Я обернулась. Пустая, тихая квартира. Моя крепость. Выстоявшая осаду.
Юрист, поставив свою подпись на последнем документе, ушел. Катя ненадолго задержалась.
— Ты уверена, что хочешь остаться здесь одна сегодня? — спросила она. — Можешь пожить у меня, пока не приберешься.
— Нет, — я улыбнулась ей. И это была моя первая по-настоящему легкая улыбка за последние месяцы. — Я дома.
Она обняла меня и ушла.
Я осталась одна. Полная тишина, нарушаемая лишь шорохом машин за окном. Я медленно прошла по комнатам, касаясь рукой стен, дверей, подоконников. Смывая память о них. Возвращая себе свое пространство.
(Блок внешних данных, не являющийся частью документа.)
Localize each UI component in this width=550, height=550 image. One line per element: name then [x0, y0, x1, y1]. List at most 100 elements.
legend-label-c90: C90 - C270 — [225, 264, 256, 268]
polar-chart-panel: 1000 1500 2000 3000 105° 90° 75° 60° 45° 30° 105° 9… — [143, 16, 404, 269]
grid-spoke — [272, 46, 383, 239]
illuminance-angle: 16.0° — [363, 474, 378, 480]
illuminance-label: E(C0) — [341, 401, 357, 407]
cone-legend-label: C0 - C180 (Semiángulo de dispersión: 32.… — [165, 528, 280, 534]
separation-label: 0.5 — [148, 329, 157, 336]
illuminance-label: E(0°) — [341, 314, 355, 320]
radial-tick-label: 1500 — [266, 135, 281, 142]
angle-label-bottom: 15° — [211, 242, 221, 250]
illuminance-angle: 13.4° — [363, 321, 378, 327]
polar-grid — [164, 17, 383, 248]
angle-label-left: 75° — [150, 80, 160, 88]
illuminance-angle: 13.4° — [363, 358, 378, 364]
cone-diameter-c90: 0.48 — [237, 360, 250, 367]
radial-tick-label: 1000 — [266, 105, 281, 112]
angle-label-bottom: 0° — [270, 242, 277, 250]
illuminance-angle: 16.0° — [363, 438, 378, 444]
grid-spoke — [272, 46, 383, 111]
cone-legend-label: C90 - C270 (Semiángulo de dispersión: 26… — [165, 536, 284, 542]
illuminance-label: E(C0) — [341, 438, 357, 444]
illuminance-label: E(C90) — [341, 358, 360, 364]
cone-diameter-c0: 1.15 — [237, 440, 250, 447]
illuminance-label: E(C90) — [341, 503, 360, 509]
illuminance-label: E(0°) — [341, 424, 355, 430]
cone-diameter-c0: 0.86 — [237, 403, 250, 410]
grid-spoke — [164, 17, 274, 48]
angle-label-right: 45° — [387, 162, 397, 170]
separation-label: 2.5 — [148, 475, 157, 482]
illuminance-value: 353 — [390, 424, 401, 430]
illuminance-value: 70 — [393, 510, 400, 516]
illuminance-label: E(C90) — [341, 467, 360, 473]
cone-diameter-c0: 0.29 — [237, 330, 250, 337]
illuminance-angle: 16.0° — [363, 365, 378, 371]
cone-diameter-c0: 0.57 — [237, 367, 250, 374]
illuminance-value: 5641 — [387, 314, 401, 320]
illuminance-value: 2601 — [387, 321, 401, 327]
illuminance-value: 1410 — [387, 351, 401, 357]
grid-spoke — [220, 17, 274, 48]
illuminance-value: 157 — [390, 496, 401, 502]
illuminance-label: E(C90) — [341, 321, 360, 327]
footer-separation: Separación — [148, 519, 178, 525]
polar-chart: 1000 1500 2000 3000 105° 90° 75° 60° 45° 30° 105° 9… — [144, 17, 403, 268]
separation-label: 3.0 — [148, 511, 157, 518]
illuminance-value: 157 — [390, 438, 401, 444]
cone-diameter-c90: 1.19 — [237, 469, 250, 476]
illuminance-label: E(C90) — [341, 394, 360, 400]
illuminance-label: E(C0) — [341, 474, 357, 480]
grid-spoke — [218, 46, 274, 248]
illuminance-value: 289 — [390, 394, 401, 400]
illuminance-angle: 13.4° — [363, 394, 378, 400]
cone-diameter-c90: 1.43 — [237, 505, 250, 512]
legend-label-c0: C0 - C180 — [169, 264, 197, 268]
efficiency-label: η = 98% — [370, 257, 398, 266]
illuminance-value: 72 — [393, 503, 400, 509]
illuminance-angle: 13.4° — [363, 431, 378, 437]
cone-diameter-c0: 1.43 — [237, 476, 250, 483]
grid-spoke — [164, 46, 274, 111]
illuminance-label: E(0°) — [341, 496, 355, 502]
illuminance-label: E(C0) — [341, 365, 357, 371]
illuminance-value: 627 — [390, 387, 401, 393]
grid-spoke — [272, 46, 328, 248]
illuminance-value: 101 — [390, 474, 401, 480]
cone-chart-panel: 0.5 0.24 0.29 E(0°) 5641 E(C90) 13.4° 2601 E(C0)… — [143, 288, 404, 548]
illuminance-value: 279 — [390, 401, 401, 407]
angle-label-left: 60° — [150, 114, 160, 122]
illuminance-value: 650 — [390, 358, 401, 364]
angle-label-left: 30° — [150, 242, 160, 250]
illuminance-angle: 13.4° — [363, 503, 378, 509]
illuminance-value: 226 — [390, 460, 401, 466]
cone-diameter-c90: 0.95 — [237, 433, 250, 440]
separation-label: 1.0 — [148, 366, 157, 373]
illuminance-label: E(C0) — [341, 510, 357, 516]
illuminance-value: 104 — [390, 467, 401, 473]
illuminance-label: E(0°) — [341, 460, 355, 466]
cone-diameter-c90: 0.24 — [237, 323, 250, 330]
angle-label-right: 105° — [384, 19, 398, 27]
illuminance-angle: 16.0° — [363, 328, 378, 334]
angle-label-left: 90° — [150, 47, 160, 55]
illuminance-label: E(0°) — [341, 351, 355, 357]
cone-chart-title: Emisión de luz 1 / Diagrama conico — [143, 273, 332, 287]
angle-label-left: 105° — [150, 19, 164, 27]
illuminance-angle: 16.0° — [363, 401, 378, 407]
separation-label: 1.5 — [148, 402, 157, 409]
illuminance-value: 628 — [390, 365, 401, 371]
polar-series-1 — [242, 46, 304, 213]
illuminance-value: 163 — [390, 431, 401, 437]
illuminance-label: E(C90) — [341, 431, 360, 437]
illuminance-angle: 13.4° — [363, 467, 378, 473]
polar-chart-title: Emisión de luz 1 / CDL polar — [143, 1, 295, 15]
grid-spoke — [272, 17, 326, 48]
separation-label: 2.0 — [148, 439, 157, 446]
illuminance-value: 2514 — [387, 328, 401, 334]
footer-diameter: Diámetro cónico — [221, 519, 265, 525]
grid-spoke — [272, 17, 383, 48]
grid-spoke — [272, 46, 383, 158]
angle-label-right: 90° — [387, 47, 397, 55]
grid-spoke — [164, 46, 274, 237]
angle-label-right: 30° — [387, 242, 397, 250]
Я зашла в нашу бывшую спальню. Фотография все еще стояла на тумбочке. Я взяла ее в руки, посмотрела на наши смеющиеся лица. Было немного грустно. Но не больно. Прощание уже состоялось.
Я открыла ящик тумбочки, убрала туда рамку лицом вниз. Не навсегда. Просто до тех пор, пока не решу, что делать с этим воспоминанием.
Потом я вернулась в гостиную, села на пол посреди комнаты, поджав под себя ноги, и просто сидела. Дышала. Прислушивалась к тишине своего дома.
Впереди был ремонт. Перестановка мебели. Новая жизнь. Но это все было потом.
А сейчас было только тихое, мирное, полное достоинства одиночество. И бескрайнее, светлое чувство начала.